It didn’t really sink in until the cab ride from the airport. You see, when you get a job overseas, contact your new employer only once during a 10 minute phone interview, mail out your documents and passport to get a visa, and receive a plane ticket in a foreign language via email, it doesn’t feel real. When you spend the three weeks between job offer and flight in a frenzied state, packing your whole life into four bags and making the necessary preparations for life abroad, it doesn’t feel real. When you say goodbye to your friends and family, you don’t fully comprehend that you wont see them for a year. When you’re on the plane, somehow traveling back in time and into the future simultaneously, unable to actually see where you’re going, it doesn’t feel real. It starts to feel real when what you see and what you feel begins to re-connect with what you know. For me, that happened in a cab. First, it was the GPS. All Korean cabs have GPS navigation systems and Korean GPS systems are the best in the world. These devices know the number of lanes on the roads, what the exits look like, what the speed limit is, and even where there are traffic cameras. If you are speeding and approaching a traffic camera, the GPS warns you by flashing lights and beeping at you. Once you have passed, it stops. It is freaking amazing, and uniquely Korean. But I still wasn’t convinced. The real come-to-Jesus moment happened when we crossed Incheon Bridge. Incheon Bridge, at just over 13 miles, is one of the longest bridges in the world. It spans Incheon harbor, connecting the Incheon airport island to the mainland, and it was completed when I was living in Korea three years ago. After my six month teaching stint, I said goodbye to Korea on a ferry headed for China that passed underneath this incredible structure. It was my last image of the country.

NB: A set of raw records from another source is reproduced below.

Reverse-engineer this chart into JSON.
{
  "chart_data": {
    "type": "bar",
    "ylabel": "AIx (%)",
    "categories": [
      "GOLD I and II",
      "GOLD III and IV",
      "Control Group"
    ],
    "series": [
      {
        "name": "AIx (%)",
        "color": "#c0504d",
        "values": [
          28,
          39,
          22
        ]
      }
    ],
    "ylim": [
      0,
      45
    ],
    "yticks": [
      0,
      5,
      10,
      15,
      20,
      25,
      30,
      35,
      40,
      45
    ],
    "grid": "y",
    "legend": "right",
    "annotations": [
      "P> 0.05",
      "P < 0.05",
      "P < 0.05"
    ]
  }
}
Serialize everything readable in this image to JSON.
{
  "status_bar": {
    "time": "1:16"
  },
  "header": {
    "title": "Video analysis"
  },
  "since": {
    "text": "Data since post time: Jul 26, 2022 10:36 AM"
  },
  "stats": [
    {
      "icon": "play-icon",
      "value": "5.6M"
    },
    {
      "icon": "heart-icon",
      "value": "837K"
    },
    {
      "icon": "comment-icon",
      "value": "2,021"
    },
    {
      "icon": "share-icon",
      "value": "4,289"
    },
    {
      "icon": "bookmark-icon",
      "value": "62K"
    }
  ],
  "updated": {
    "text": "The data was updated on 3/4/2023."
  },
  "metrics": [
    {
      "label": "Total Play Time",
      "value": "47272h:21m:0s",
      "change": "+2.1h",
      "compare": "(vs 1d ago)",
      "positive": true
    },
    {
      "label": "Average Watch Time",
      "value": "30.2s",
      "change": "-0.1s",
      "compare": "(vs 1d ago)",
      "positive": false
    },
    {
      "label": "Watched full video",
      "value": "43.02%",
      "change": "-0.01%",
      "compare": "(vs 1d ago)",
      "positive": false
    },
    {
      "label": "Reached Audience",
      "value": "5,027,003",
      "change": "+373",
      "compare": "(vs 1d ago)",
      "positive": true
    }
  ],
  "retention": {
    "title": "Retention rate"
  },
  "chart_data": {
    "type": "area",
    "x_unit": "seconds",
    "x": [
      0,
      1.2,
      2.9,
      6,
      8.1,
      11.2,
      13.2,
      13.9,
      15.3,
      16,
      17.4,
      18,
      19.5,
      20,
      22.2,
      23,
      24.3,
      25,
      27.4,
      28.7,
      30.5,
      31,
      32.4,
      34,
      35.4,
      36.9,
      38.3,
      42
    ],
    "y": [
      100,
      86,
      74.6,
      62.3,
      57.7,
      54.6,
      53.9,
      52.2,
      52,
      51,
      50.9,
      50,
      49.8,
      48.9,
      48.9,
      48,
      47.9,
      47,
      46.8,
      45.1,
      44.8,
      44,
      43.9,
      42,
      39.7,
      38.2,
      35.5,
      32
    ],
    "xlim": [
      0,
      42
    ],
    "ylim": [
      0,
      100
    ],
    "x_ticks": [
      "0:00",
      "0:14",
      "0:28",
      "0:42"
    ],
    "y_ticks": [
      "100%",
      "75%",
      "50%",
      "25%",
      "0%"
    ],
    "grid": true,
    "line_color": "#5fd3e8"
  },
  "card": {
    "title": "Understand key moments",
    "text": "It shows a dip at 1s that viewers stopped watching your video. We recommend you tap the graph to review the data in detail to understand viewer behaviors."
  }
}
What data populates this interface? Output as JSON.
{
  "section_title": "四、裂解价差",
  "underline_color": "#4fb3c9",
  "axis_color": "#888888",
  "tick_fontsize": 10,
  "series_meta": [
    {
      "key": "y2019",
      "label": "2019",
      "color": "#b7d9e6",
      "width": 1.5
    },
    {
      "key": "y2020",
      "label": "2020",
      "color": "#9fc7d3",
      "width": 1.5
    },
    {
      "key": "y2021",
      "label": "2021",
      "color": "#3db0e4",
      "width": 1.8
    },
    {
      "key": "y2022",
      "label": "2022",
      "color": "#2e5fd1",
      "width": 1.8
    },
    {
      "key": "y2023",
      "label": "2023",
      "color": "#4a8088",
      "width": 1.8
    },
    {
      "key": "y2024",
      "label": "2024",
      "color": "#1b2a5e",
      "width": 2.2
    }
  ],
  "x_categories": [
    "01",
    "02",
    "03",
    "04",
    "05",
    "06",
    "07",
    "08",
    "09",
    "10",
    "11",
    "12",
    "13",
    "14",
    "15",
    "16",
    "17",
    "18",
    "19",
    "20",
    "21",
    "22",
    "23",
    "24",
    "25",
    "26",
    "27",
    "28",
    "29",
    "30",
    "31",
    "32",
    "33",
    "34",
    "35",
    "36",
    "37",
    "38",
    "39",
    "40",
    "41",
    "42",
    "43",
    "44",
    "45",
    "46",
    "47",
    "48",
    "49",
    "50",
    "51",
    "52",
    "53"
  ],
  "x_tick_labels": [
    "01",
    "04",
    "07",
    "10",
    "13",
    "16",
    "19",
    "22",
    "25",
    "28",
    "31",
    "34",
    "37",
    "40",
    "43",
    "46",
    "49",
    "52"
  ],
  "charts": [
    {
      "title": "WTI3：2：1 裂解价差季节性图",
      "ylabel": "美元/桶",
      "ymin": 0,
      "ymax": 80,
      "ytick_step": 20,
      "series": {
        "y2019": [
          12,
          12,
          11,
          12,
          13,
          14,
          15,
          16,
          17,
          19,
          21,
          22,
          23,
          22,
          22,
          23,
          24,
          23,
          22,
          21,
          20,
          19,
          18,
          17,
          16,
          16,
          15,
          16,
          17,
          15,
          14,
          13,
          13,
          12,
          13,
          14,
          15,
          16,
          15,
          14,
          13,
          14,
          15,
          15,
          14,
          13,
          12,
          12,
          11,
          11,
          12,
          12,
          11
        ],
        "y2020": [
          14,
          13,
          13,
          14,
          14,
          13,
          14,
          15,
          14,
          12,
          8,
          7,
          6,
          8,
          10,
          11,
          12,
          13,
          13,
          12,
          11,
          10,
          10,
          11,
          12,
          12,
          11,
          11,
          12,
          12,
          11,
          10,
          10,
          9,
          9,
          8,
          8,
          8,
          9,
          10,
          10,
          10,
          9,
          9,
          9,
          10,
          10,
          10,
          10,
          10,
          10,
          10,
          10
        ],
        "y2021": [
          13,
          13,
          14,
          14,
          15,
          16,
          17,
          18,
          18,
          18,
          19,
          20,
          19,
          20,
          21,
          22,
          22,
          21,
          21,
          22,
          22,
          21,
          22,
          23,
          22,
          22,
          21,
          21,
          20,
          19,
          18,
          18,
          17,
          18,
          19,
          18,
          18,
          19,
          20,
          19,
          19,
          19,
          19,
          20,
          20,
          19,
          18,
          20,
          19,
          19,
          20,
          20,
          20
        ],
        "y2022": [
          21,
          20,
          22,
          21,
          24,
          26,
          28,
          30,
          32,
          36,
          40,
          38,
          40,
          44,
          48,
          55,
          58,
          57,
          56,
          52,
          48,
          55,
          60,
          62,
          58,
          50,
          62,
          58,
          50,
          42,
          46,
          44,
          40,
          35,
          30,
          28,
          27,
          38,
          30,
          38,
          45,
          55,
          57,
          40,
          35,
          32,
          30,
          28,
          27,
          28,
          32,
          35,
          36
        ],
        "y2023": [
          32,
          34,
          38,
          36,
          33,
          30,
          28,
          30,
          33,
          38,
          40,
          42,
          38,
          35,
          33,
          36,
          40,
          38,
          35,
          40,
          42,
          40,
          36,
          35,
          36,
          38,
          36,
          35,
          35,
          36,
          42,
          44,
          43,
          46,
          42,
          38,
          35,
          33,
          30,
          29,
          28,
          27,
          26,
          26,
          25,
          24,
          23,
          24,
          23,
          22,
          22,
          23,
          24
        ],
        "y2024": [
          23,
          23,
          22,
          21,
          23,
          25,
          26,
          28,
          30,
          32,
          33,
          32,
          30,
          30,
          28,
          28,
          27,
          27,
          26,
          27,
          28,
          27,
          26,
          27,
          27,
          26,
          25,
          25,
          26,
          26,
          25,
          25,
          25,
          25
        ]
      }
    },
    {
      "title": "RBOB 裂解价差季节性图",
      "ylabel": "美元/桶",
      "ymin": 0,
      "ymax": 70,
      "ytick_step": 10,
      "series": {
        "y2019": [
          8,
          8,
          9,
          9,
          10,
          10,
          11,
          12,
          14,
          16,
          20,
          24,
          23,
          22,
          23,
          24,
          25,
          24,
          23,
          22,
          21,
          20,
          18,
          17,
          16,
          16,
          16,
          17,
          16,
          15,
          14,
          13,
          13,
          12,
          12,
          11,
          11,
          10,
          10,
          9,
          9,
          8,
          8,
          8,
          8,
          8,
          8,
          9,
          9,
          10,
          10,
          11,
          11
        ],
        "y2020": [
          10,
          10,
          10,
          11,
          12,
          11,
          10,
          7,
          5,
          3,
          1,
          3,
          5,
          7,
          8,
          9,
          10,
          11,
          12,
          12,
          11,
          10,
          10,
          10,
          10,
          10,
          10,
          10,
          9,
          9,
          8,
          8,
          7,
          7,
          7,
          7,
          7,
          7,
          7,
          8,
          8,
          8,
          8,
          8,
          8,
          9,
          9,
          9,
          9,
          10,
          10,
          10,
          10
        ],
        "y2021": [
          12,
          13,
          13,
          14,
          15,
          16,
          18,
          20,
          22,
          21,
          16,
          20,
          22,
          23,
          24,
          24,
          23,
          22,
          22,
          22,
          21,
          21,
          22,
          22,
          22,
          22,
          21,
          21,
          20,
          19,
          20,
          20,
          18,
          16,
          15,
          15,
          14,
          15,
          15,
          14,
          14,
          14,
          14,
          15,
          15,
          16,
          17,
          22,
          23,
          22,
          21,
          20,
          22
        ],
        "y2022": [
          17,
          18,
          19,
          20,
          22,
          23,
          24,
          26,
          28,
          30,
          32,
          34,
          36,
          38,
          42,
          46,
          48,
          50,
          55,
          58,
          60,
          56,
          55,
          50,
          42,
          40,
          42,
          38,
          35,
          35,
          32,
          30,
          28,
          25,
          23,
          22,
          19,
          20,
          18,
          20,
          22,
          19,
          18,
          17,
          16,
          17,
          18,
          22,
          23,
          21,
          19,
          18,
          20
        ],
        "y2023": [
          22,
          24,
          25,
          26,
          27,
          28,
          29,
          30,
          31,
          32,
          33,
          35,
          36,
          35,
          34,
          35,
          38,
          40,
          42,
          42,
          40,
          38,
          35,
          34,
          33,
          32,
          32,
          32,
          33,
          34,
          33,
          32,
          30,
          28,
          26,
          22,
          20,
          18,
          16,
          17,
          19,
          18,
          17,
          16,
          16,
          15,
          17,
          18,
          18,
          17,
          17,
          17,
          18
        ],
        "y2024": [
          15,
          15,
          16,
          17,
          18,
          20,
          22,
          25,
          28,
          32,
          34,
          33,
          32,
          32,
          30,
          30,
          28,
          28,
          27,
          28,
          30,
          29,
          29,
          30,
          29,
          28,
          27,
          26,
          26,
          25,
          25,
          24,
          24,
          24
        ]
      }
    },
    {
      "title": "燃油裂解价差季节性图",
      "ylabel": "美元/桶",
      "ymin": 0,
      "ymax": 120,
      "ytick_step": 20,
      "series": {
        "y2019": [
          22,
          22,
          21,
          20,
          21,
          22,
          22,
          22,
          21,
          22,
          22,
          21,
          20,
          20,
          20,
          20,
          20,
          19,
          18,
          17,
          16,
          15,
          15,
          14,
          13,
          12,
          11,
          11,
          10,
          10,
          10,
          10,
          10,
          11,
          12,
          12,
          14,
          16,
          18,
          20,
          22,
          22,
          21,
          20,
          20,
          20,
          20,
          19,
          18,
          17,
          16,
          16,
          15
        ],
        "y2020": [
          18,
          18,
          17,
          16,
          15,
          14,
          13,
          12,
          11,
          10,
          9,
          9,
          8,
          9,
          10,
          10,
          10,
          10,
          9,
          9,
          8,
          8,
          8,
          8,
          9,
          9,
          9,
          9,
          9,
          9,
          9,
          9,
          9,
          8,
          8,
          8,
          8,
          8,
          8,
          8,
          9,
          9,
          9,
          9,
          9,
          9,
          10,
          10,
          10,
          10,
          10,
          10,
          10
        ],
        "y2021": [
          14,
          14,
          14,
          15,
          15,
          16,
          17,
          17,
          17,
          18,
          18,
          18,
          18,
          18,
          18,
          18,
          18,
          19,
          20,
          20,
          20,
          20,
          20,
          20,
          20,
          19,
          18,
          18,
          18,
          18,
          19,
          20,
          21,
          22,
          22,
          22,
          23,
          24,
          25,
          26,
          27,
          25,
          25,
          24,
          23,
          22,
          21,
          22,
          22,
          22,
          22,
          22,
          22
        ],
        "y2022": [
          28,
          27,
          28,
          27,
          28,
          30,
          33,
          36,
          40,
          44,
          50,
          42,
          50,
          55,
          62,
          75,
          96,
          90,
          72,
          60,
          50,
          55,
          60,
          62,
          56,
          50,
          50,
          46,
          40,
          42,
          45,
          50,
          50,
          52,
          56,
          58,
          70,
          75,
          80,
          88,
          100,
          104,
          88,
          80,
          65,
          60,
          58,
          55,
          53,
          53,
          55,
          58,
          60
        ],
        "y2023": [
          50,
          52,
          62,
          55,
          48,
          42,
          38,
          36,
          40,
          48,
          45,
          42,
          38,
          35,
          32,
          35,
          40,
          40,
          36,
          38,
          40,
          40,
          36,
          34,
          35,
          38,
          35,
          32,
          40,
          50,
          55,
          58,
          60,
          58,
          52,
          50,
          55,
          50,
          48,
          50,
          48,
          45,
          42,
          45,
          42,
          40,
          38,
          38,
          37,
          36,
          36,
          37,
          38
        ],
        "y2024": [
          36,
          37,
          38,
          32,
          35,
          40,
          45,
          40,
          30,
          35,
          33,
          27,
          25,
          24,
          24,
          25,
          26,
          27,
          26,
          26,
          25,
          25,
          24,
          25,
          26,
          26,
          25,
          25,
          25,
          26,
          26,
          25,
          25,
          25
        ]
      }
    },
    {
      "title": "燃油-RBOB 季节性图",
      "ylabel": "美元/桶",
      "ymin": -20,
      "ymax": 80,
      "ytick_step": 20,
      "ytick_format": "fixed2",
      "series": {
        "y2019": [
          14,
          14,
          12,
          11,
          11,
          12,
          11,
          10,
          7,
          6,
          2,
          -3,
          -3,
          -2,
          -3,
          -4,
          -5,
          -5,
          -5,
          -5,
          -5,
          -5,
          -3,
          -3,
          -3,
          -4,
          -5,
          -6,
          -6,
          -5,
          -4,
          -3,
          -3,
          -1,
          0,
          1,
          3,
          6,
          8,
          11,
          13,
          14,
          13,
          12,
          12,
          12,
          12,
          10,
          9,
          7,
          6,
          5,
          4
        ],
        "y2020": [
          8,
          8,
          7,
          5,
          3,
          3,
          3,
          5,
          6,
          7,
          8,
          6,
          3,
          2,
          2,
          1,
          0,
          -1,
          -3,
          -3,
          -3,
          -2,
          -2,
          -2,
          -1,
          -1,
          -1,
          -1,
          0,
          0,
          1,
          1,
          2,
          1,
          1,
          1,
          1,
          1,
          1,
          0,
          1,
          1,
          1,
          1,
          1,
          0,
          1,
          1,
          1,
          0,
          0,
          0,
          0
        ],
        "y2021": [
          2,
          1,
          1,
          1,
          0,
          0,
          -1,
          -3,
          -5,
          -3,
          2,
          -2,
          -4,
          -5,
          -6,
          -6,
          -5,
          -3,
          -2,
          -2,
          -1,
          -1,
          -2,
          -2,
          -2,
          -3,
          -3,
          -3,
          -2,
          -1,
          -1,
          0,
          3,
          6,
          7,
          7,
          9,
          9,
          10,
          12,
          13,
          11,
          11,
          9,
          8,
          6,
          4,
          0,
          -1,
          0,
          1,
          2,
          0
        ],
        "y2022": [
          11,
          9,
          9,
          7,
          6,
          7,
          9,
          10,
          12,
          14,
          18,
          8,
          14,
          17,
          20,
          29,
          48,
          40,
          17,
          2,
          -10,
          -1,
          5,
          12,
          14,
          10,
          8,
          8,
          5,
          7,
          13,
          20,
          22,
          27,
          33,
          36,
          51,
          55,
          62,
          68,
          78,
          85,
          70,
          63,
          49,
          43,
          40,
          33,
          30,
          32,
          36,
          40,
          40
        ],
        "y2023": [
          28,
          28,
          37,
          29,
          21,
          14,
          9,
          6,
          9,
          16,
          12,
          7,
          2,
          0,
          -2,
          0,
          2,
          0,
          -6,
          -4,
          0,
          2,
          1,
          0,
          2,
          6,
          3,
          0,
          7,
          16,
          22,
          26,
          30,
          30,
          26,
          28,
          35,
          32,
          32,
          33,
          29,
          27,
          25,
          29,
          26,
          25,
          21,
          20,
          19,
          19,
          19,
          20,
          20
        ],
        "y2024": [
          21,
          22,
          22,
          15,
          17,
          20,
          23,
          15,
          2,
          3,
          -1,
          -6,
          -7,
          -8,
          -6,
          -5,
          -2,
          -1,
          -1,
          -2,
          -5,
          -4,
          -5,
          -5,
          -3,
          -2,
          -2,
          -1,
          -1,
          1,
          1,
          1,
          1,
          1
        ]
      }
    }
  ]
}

Incheon Bridge was, and is, one of the most amazing things I’ve ever seen, and its something I never thought I would see again. So, when the cab pulled out of the airport parking lot and I saw those massive triangle webs rising from the water, I began to realize where I was and what I was doing. I know this country. I know this bridge. What I didn’t know, though, was that I was about to cross it.
Three years ago, as I sailed under the bridge, I was relieved to be leaving. I was tired of working, tired of the big city, and happy to be out on the open road. That relief, with time and distance, slowly turned into a nostalgic yearning to return. That yearning became a fascination, which became an obsession – one that I could not silence or escape. I had to go back. So I tried to find another teaching job. Twice. And I failed. Twice, both times abandoning the idea of returning to Korea, only to have it resurface again with an even stronger desire than before. Then, along came an opportunity. When I took this job I really didn’t know what I was getting into. I knew that I would be working in a Hagwon (private English acadamies notorious for their mistreatment of foreign teachers). I knew the name of the school, my salary and benefits, the location, and that the apartment was “nice.” I knew I would be teaching 7-15 year olds in small classes, but I didn’t know how many classes I would have. The only piece of information that I could cling to with hope was that the foreign teacher I interviewed with had been at the school for three years, and three Korean-ESL years is about ten real-world employment years: a long time for kids my age. So with blind hope I signed the contract. In a haze I prepared to leave my home for a new life abroad. In darkness I flew over the arctic. With a setting sun I rode onto the bridge. I looked out over the harbor and I saw myself three years ago. I saw my ferry churning towards the bridge and me out on the deck waving goodbye to a place I never thought I would see again. As we drove further out the ferry drew closer and closer, our paths set to cross over and beneath each other. In the middle of the main span I stood directly above my old self in an incredible twist of fate that woke me from my surreal slumber. Finally, and with eyes open, it all became real. I’m here. Korea.